In the medical case, it's actually better for the answer to be obviously, embarrassingly wrong than slightly wrong. Like the other commenter said, people aren't going to be getting amputations for headaches just because Watson says so. There's much more danger in something like prescribing medications with a fatal interaction, something that a hypothetical "Dr. Watson" would pick up.
there is a selection of positions they do not understand at all. Worse, by definition they do not understand what they do not understand and so cannot avoid them.
This is almost certainly true for humans too in terms of general problems rather than specifically chess. There are probably concepts which we have so little understanding and comprehension of that we can't even see our own ignorance. Rumsfeld's known unknowns.

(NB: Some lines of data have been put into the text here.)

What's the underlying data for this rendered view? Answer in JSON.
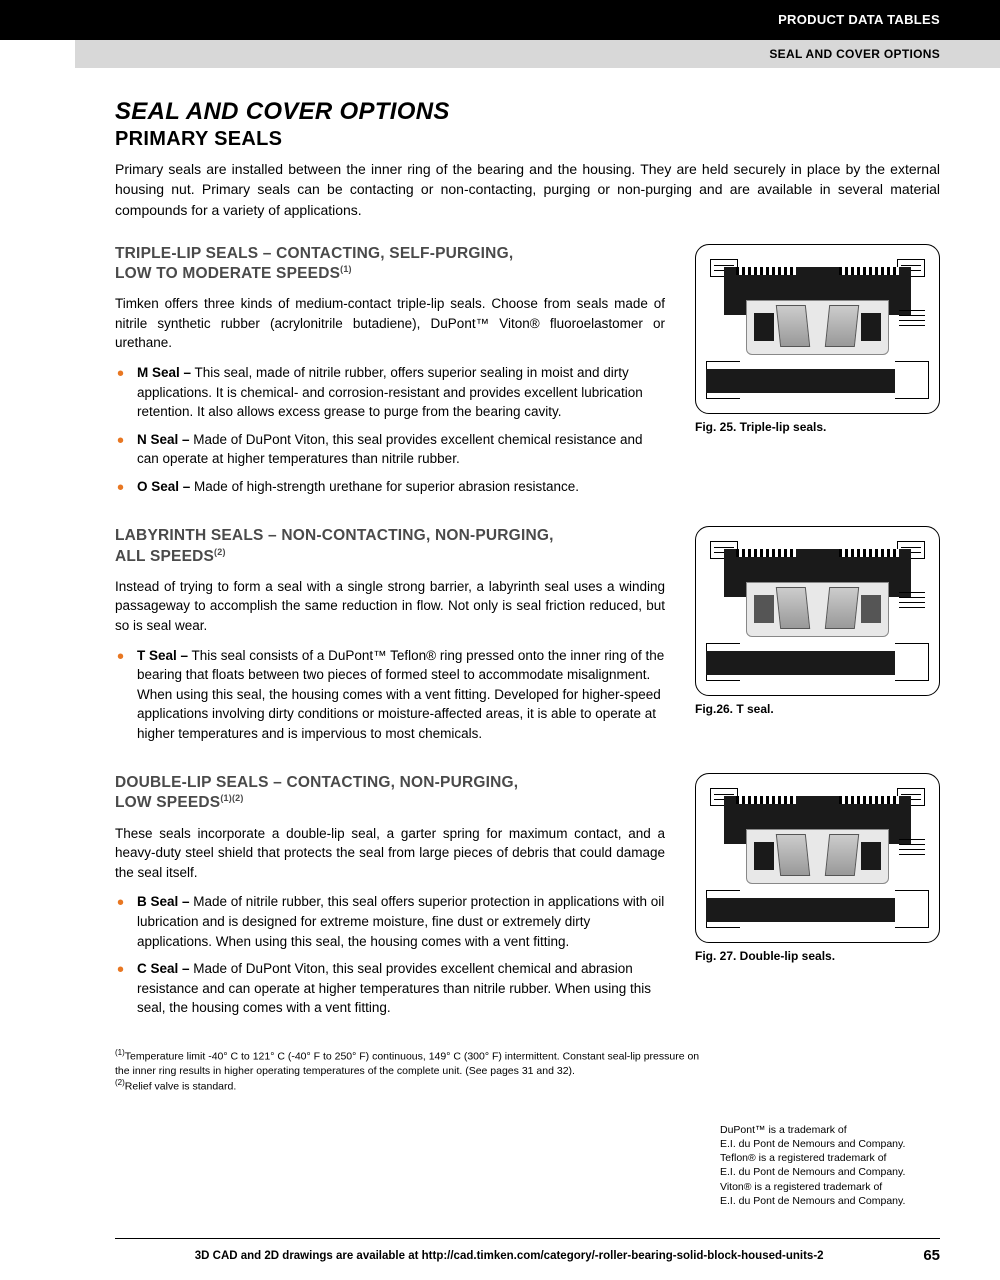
{
  "header": {
    "black_bar": "PRODUCT DATA TABLES",
    "grey_bar": "SEAL AND COVER OPTIONS"
  },
  "titles": {
    "main": "SEAL AND COVER OPTIONS",
    "sub": "PRIMARY SEALS"
  },
  "intro": "Primary seals are installed between the inner ring of the bearing and the housing. They are held securely in place by the external housing nut. Primary seals can be contacting or non-contacting, purging or non-purging and are available in several material compounds for a variety of applications.",
  "sections": {
    "triple": {
      "heading_l1": "TRIPLE-LIP SEALS – CONTACTING, SELF-PURGING,",
      "heading_l2": "LOW TO MODERATE SPEEDS",
      "heading_sup": "(1)",
      "para": "Timken offers three kinds of medium-contact triple-lip seals. Choose from seals made of nitrile synthetic rubber (acrylonitrile butadiene), DuPont™ Viton® fluoroelastomer or urethane.",
      "bullets": [
        {
          "label": "M Seal –",
          "text": " This seal, made of nitrile rubber, offers superior sealing in moist and dirty applications. It is chemical- and corrosion-resistant and provides excellent lubrication retention. It also allows excess grease to purge from the bearing cavity."
        },
        {
          "label": "N Seal –",
          "text": " Made of DuPont Viton, this seal provides excellent chemical resistance and can operate at higher temperatures than nitrile rubber."
        },
        {
          "label": "O Seal –",
          "text": " Made of high-strength urethane for superior abrasion resistance."
        }
      ],
      "caption": "Fig. 25. Triple-lip seals."
    },
    "labyrinth": {
      "heading_l1": "LABYRINTH SEALS – NON-CONTACTING, NON-PURGING,",
      "heading_l2": "ALL SPEEDS",
      "heading_sup": "(2)",
      "para": "Instead of trying to form a seal with a single strong barrier, a labyrinth seal uses a winding passageway to accomplish the same reduction in flow. Not only is seal friction reduced, but so is seal wear.",
      "bullets": [
        {
          "label": "T Seal –",
          "text": " This seal consists of a DuPont™ Teflon® ring pressed onto the inner ring of the bearing that floats between two pieces of formed steel to accommodate misalignment. When using this seal, the housing comes with a vent fitting. Developed for higher-speed applications involving dirty conditions or moisture-affected areas, it is able to operate at higher temperatures and is impervious to most chemicals."
        }
      ],
      "caption": "Fig.26. T seal."
    },
    "double": {
      "heading_l1": "DOUBLE-LIP SEALS – CONTACTING, NON-PURGING,",
      "heading_l2": "LOW SPEEDS",
      "heading_sup": "(1)(2)",
      "para": "These seals incorporate a double-lip seal, a garter spring for maximum contact, and a heavy-duty steel shield that protects the seal from large pieces of debris that could damage the seal itself.",
      "bullets": [
        {
          "label": "B Seal –",
          "text": " Made of nitrile rubber, this seal offers superior protection in applications with oil lubrication and is designed for extreme moisture, fine dust or extremely dirty applications. When using this seal, the housing comes with a vent fitting."
        },
        {
          "label": "C Seal –",
          "text": " Made of DuPont Viton, this seal provides excellent chemical and abrasion resistance and can operate at higher temperatures than nitrile rubber. When using this seal, the housing comes with a vent fitting."
        }
      ],
      "caption": "Fig. 27. Double-lip seals."
    }
  },
  "footnotes": {
    "n1_sup": "(1)",
    "n1": "Temperature limit -40° C to 121° C (-40° F to 250° F) continuous, 149° C (300° F) intermittent. Constant seal-lip pressure on the inner ring results in higher operating temperatures of the complete unit. (See pages 31 and 32).",
    "n2_sup": "(2)",
    "n2": "Relief valve is standard."
  },
  "trademark": "DuPont™ is a trademark of\nE.I. du Pont de Nemours and Company.\nTeflon® is a registered trademark of\nE.I. du Pont de Nemours and Company.\nViton® is a registered trademark of\nE.I. du Pont de Nemours and Company.",
  "footer": {
    "text": "3D CAD and 2D drawings are available at http://cad.timken.com/category/-roller-bearing-solid-block-housed-units-2",
    "page": "65"
  },
  "colors": {
    "bullet": "#e87722",
    "heading_grey": "#4a4a4a",
    "black": "#000000",
    "grey_bar": "#d8d8d8"
  }
}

I didn't up or down vote you, but meta-edits about downvotes seem to either get downvoted to oblivion because of perceived whining or upvoted a lot out of a perceived injustice to the downvote. Also I think your comment is rather condescending. "You think Windows sucks? How about you build something better?"
Only added after I watched it go up and down twice. So it's not just the meta-whining, apparently several people found it highly offensive on content alone, and I was mystified as to why.
Thanks for the outside input regarding the Windows comparison, I don't think that's quite the same as this, though. The people talking down Watson aren't saying it sucks as much as they're saying it's trivial. Vista sucked but nobody would have called it trivial or inconsequential.
The problem is that the whole event was orchestrated to showcase IBM. Jeopardy didn't offer an open call. There's been no series of open competitions in Jeopardy-style trivia, as there was with gradually-improving chess computers.
Instead, IBM wanted a forum to show off its multi-million-dollar QA technology, and approached Jeopardy. (They may have also, though I haven't seen definitive information either way, offered Jeopardy promotional payments.) IBM then spent 3+ years optimizing for the Jeopardy domain. (In the Reddit QA, the Watson team answered: "At this point, all Watson can do is play Jeopardy and provide responses in the Jeopardy format.")
And in the matches, Watson dominated on one dimension of Jeopardy play – quickly pressing a button after a light goes off – that's the least interesting technical challenge. (Yes, it's an important part of any champion's skills, but a machine would have won that button-pressing competition 50 years ago, so it obscures rather than highlights any other 'breakthroughs' Watson may represent.)
While impressive in several dimensions, and drawn from much deeper research by IBM, the only thing we can say for sure about Watson is that it was a "Horse for the Course" in Jeopardy. And unfortunately, no other computer horses were invited to play, and offered the same prizes (in money and fame).
I suspect, now that the pattern has been set, we'll see leaner teams showing they can do as well or better than Watson with far less funding/hardware, over the next few years. Still, in the popular imagination, these efforts will live in the shadow of Watson, when a fair competitive process might have given them a chance to upstage Watson.
Quickly pressing a button after a light goes off is pretty unimpressive. Figuring out the answer to the question and measuring your confidence in order to decide whether to press the button is impressive.
Agree on your suspicion. Simply quartering the cost of memory and copying the approach from the paper with some home-grown improvements will get people ahead of IBM and probably inside IBM's decision loop so they're permanently ahead. But plowing something the first time is often the hardest. These weren't dumb people working on this thing for 3+ years.
I actually told my wife (who knew the correct answer - Chicago) half jokingly that perhaps it was the sportsmanship built into Watson to throw away an easy answer once in a while, because he was on a hot streak up to that point.